From the viewpoint of supplying liquid to a spray gun that forms a coating on a solid preparation for coating or pharmaceutical use, and providing liquid instantaneously and preventing the liquid from separating in the piping path when the liquid is a mixed liquid, There has been a coating system in which liquid is circulated and liquid is sprayed from a spray nozzle of a spray gun when necessary (Patent Document 1).
JP 2002-159907 A

  However, in Patent Document 1, the liquid is circulated through the spray gun to switch from the spray stop state to the spray state and from the spray state to the spray stop state, but the liquid switching valve mechanism is a spray gun. Since it is provided in a separate place, it is inevitable that the liquid stays in the liquid circulation pipe. Therefore, when the liquid is a mixed liquid, the liquid is separated, and the spray state required at the start of spraying may not be provided.
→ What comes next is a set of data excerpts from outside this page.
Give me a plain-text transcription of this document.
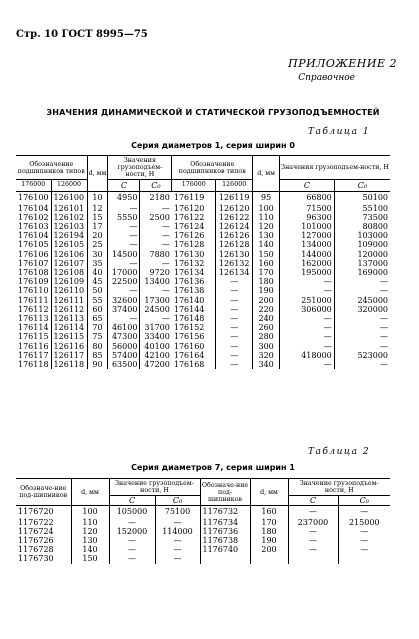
Стр. 10 ГОСТ 8995—75
ПРИЛОЖЕНИЕ 2
Справочное
ЗНАЧЕНИЯ ДИНАМИЧЕСКОЙ И СТАТИЧЕСКОЙ ГРУЗОПОДЪЕМНОСТЕЙ
Таблица 1
Серия диаметров 1, серия ширин 0
Обозначение подшипников типов		d, мм	Значения грузоподъем-ности, Н		Обозначение подшипников типов		d, мм	Значения грузоподъем-ности, Н	
176000	126000		C	C₀	176000	126000		C	C₀

176100	126100	10	4950	2180	176119	126119	95	66800	50100
176104	126101	12	—	—	176120	126120	100	71500	55100
176102	126102	15	5550	2500	176122	126122	110	96300	73500
176103	126103	17	—	—	176124	126124	120	101000	80800
176104	126194	20	—	—	176126	126126	130	127000	103000
176105	126105	25	—	—	176128	126128	140	134000	109000
176106	126106	30	14500	7880	176130	126130	150	144000	120000
176107	126107	35	—	—	176132	126132	160	162000	137000
176108	126108	40	17000	9720	176134	126134	170	195000	169000
176109	126109	45	22500	13400	176136	—	180	—	—
176110	126110	50	—	—	176138	—	190	—	—
176111	126111	55	32600	17300	176140	—	200	251000	245000
176112	126112	60	37400	24500	176144	—	220	306000	320000
176113	126113	65	—	—	176148	—	240	—	—
176114	126114	70	46100	31700	176152	—	260	—	—
176115	126115	75	47300	33400	176156	—	280	—	—
176116	126116	80	56000	40100	176160	—	300	—	—
176117	126117	85	57400	42100	176164	—	320	418000	523000
176118	126118	90	63500	47200	176168	—	340	—	—
Таблица 2
Серия диаметров 7, серия ширин 1
Обозначе-ние под-шипников	d, мм	Значение грузоподъем-ности, Н		Обозначе-ние под-шипников	d, мм	Значение грузоподъем-ности, Н	
		C	C₀			C	C₀
1176720	100	105000	75100	1176732	160	—	—
1176722	110	—	—	1176734	170	237000	215000
1176724	120	152000	114000	1176736	180	—	—
1176726	130	—	—	1176738	190	—	—
1176728	140	—	—	1176740	200	—	—
1176730	150	—	—				
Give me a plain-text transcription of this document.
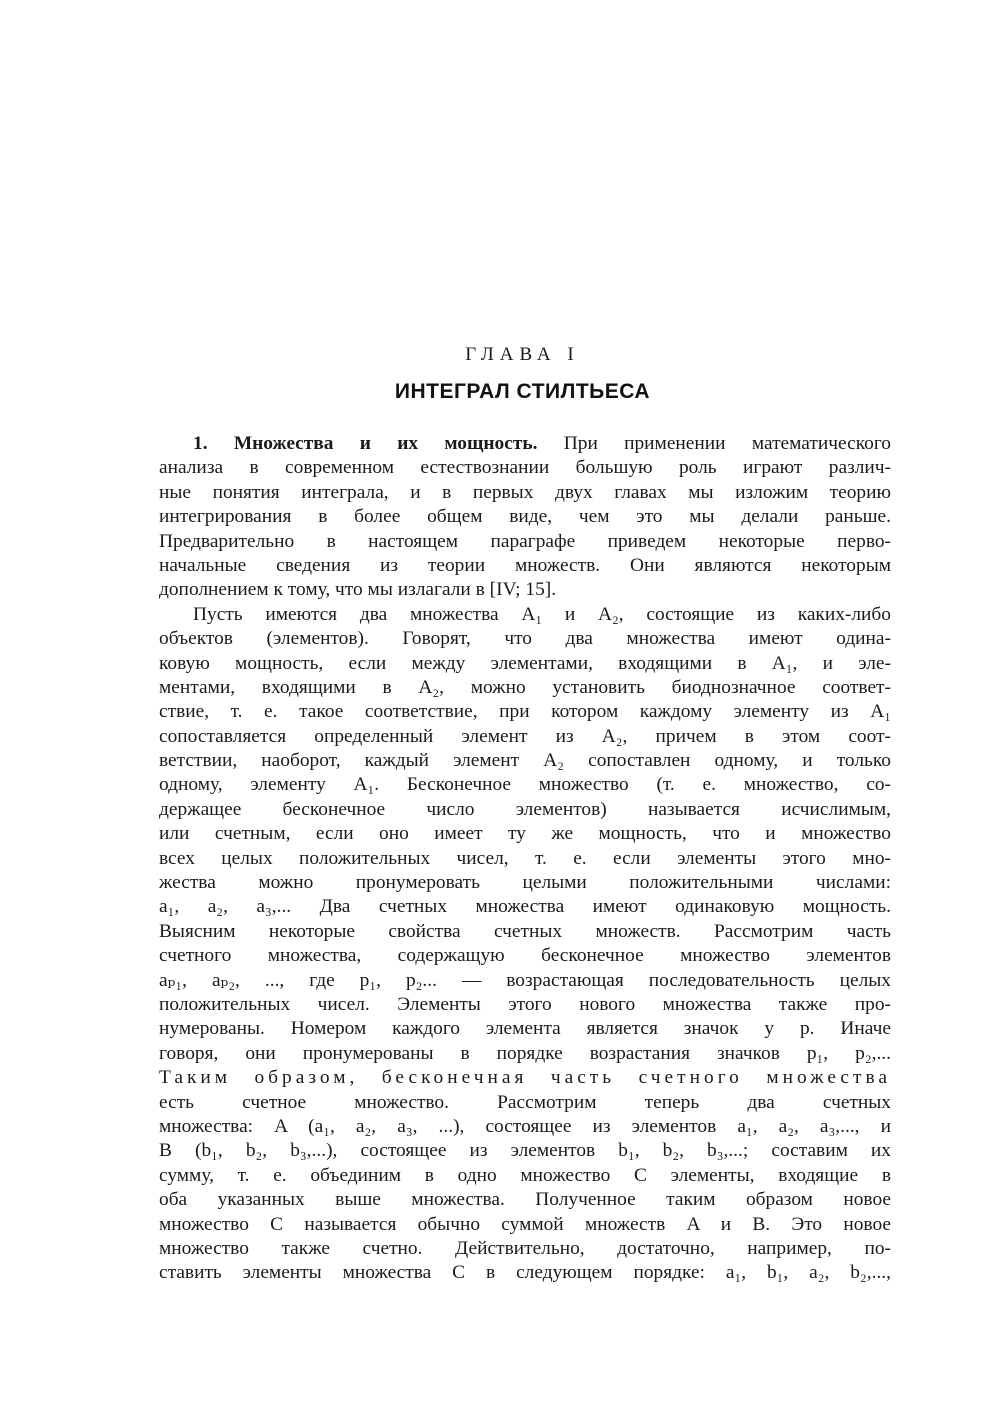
ГЛАВА I
ИНТЕГРАЛ СТИЛТЬЕСА
1. Множества и их мощность. При применении математического
анализа в современном естествознании большую роль играют различ-
ные понятия интеграла, и в первых двух главах мы изложим теорию
интегрирования в более общем виде, чем это мы делали раньше.
Предварительно в настоящем параграфе приведем некоторые перво-
начальные сведения из теории множеств. Они являются некоторым
дополнением к тому, что мы излагали в [IV; 15].
Пусть имеются два множества A₁ и A₂, состоящие из каких-либо
объектов (элементов). Говорят, что два множества имеют одина-
ковую мощность, если между элементами, входящими в A₁, и эле-
ментами, входящими в A₂, можно установить биоднозначное соответ-
ствие, т. е. такое соответствие, при котором каждому элементу из A₁
сопоставляется определенный элемент из A₂, причем в этом соот-
ветствии, наоборот, каждый элемент A₂ сопоставлен одному, и только
одному, элементу A₁. Бесконечное множество (т. е. множество, со-
держащее бесконечное число элементов) называется исчислимым,
или счетным, если оно имеет ту же мощность, что и множество
всех целых положительных чисел, т. е. если элементы этого мно-
жества можно пронумеровать целыми положительными числами:
a₁, a₂, a₃,... Два счетных множества имеют одинаковую мощность.
Выясним некоторые свойства счетных множеств. Рассмотрим часть
счетного множества, содержащую бесконечное множество элементов
aₚ₁, aₚ₂, ..., где p₁, p₂... — возрастающая последовательность целых
положительных чисел. Элементы этого нового множества также про-
нумерованы. Номером каждого элемента является значок у p. Иначе
говоря, они пронумерованы в порядке возрастания значков p₁, p₂,...
Таким образом, бесконечная часть счетного множества
есть счетное множество. Рассмотрим теперь два счетных
множества: A (a₁, a₂, a₃, ...), состоящее из элементов a₁, a₂, a₃,..., и
B (b₁, b₂, b₃,...), состоящее из элементов b₁, b₂, b₃,...; составим их
сумму, т. е. объединим в одно множество C элементы, входящие в
оба указанных выше множества. Полученное таким образом новое
множество C называется обычно суммой множеств A и B. Это новое
множество также счетно. Действительно, достаточно, например, по-
ставить элементы множества C в следующем порядке: a₁, b₁, a₂, b₂,...,
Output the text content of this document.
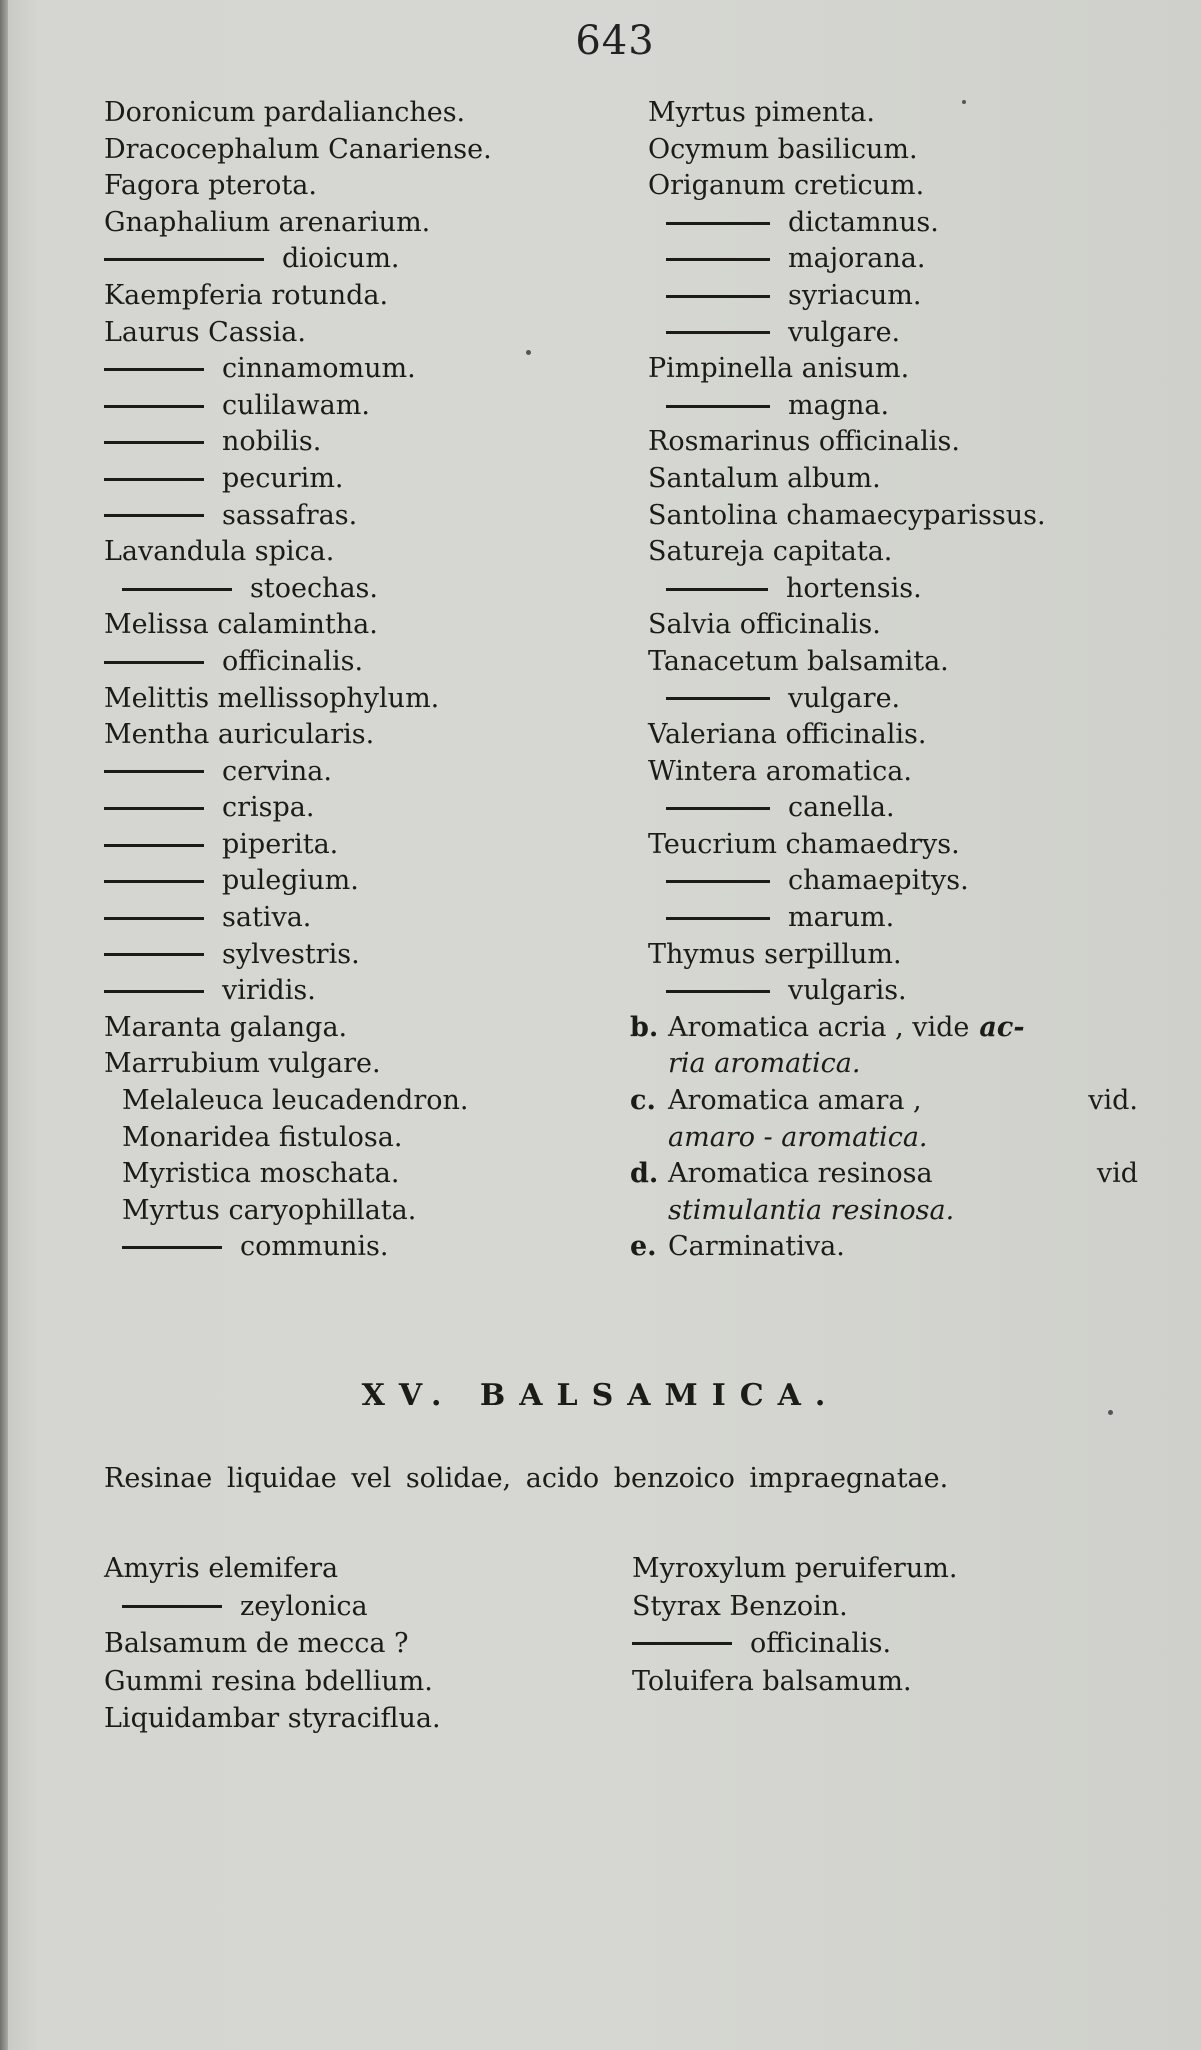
643
Doronicum pardalianches.
Dracocephalum Canariense.
Fagora pterota.
Gnaphalium arenarium.
dioicum.
Kaempferia rotunda.
Laurus Cassia.
cinnamomum.
culilawam.
nobilis.
pecurim.
sassafras.
Lavandula spica.
stoechas.
Melissa calamintha.
officinalis.
Melittis mellissophylum.
Mentha auricularis.
cervina.
crispa.
piperita.
pulegium.
sativa.
sylvestris.
viridis.
Maranta galanga.
Marrubium vulgare.
Melaleuca leucadendron.
Monaridea fistulosa.
Myristica moschata.
Myrtus caryophillata.
communis.
Myrtus pimenta.
Ocymum basilicum.
Origanum creticum.
dictamnus.
majorana.
syriacum.
vulgare.
Pimpinella anisum.
magna.
Rosmarinus officinalis.
Santalum album.
Santolina chamaecyparissus.
Satureja capitata.
hortensis.
Salvia officinalis.
Tanacetum balsamita.
vulgare.
Valeriana officinalis.
Wintera aromatica.
canella.
Teucrium chamaedrys.
chamaepitys.
marum.
Thymus serpillum.
vulgaris.
b. Aromatica acria , vide ac-
ria aromatica.
c. Aromatica amara ,	vid.
amaro - aromatica.
d. Aromatica resinosa	vid
stimulantia resinosa.
e. Carminativa.
XV. BALSAMICA.
Resinae liquidae vel solidae, acido benzoico impraegnatae.
Amyris elemifera
zeylonica
Balsamum de mecca ?
Gummi resina bdellium.
Liquidambar styraciflua.
Myroxylum peruiferum.
Styrax Benzoin.
officinalis.
Toluifera balsamum.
  An object of the present invention is to provide a spray gun that circulates the supply of liquid and switches to spraying of liquid by an agile switching operation.

  In view of the above problems, a spray gun according to the present invention includes a liquid supply port that supplies liquid, a liquid spray port that sprays liquid using a needle valve, and a liquid return port that returns liquid when the liquid spray port is closed. The needle valve prevents liquid from flowing to the liquid return port when the needle valve opens the liquid spray port in the passage between the liquid supply port and the liquid return port. A valve mechanism for flowing liquid to the liquid return port when the spray port is closed is provided.

  This eliminates the need to provide an external valve since the switching valve is provided inside the spray gun.

  Further, the valve mechanism is formed by an end face formed in the needle valve and a seal member provided in the passage, and the seal member can be reliably opened and closed by the movement of the needle valve.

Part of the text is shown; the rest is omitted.